I went to Carrington for a number of years when I first moved to the area - mixed feelings on it but they do have some more advanced horses which is what you want as someone who can already ride. They had a fantastic classical-style instructor who has now left but I do know a few of their other instructors who are brilliant too.

Plenty of others to completely avoid too 

I live in Cheadle Hulme so PM me if you want any horsey info on the area when you come to sharing


----------



## EQUIDAE (23 September 2015)

Why not just get a freelance instructor in to teach you on your own horse? You are more likely to learn all the twiddly bits with a freelance instructor than a BHS school. You can also have one instructor for flat, and another for jumping.


----------



## arc93 (23 September 2015)

My horse lives in West Yorkshire and I'm based in Manchester now so too far to travel to! I go home about once a month and always have a ride on my horse (my dad rides him the rest of the time) but I'm can't commit to much as I'm permanently based in Manchester now. I'd love to be able to find a freelance instructor and I'm hoping to find something to part loan/share in the area but until then I'd like to start having lessons again mainly to build my confidence up.

Thanks for the advice though, if you can recommend any good freelance instructors in the area I will definitely bare it in mind.


----------



## EQUIDAE (23 September 2015)

Ahhh got you! The main riding school in the area that has a more 'advanced' feel to it is Bank Farm Stables in Poynton. They are quite into their jumping and run the Poynton show each year


----------



## arc93 (23 September 2015)

Mobberley is one that has been recommended to me before and the reviews seem to be good and seem to help people ride to a much more advanced level than the average riding school. 

Oh excellent, I definitely will! I have already started looking into part loans so if you know/hear of anyone in the area looking for a loaner keep me posted! What are the livery stables like around Cheadle Hulme?


----------



## EQUIDAE (23 September 2015)

arc93 said:



			Mobberley is one that has been recommended to me before and the reviews seem to be good and seem to help people ride to a much more advanced level than the average riding school. 
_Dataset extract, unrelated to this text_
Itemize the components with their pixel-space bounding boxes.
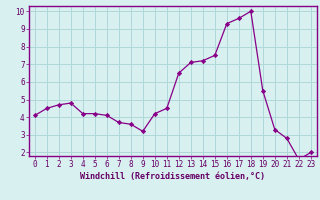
X-axis label: Windchill (Refroidissement éolien,°C): Windchill (Refroidissement éolien,°C)	[80, 172, 265, 181]
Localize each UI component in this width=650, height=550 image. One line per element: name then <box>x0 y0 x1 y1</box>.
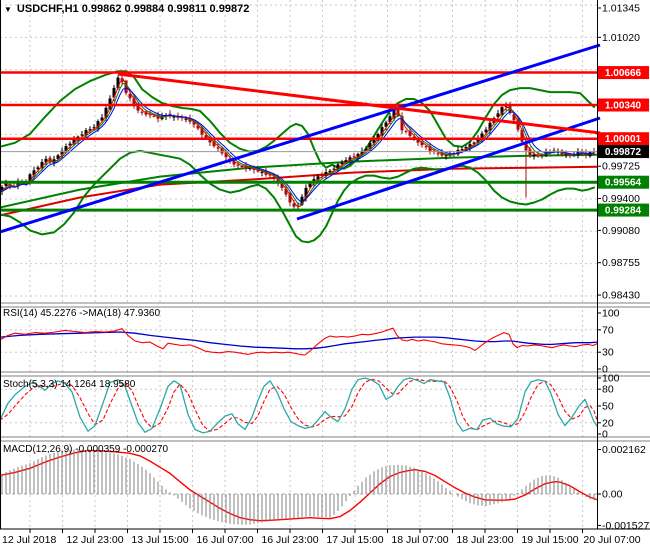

Oh excellent, I definitely will! I have already started looking into part loans so if you know/hear of anyone in the area looking for a loaner keep me posted! What are the livery stables like around Cheadle Hulme?
		
Click to expand...

I've never been to the one in Mobberley to be honest. Livery around Cheadle Hulme is a bit rubbish and turnout is usually an issue with it being quite a built up area - I moved out of the area for that reason. The better livery yards tend to be a bit more rural. If you are wanting to get into competing Dean Valley is just a stones throw and they run lots of competitions.


----------



## Micky (23 September 2015)

birtles riding school in twemlow, near goostrey..best school around, they actually teach you rather than going around in a circle following and not getting corrected..good selection of horses/ponies..you'll learn a lot..there are a few other local schools i wouldn't send my granny to...


----------



## shadeofshyness (24 September 2015)

arc93 said:



			Oh excellent, I definitely will! I have already started looking into part loans so if you know/hear of anyone in the area looking for a loaner keep me posted! What are the livery stables like around Cheadle Hulme?
		
Click to expand...

Livery is pretty dire around here I'm afraid. Nothing decent under 20 mins drive away. My yard is fab, in Adlington/Higher Poynton and only small, with enough turnout (a small miracle for the area!) but that's about as close as I can get, any closer to home and it's all overcrowded and a total mess on every yard!

Preloved is good for finding part loans, that's how I've always found mine


----------



## arc93 (28 September 2015)

shadeofshyness said:



			Livery is pretty dire around here I'm afraid. Nothing decent under 20 mins drive away. My yard is fab, in Adlington/Higher Poynton and only small, with enough turnout (a small miracle for the area!) but that's about as close as I can get, any closer to home and it's all overcrowded and a total mess on every yard!

Preloved is good for finding part loans, that's how I've always found mine 

Click to expand...

Thanks for recommending Preloved, it's great I've found loads of horses!!


----------



## EQUIDAE (28 September 2015)

arc93 said:



			Thanks for recommending Preloved, it's great I've found loads of horses!!
		
Click to expand...

Surprisingly good eh?


----------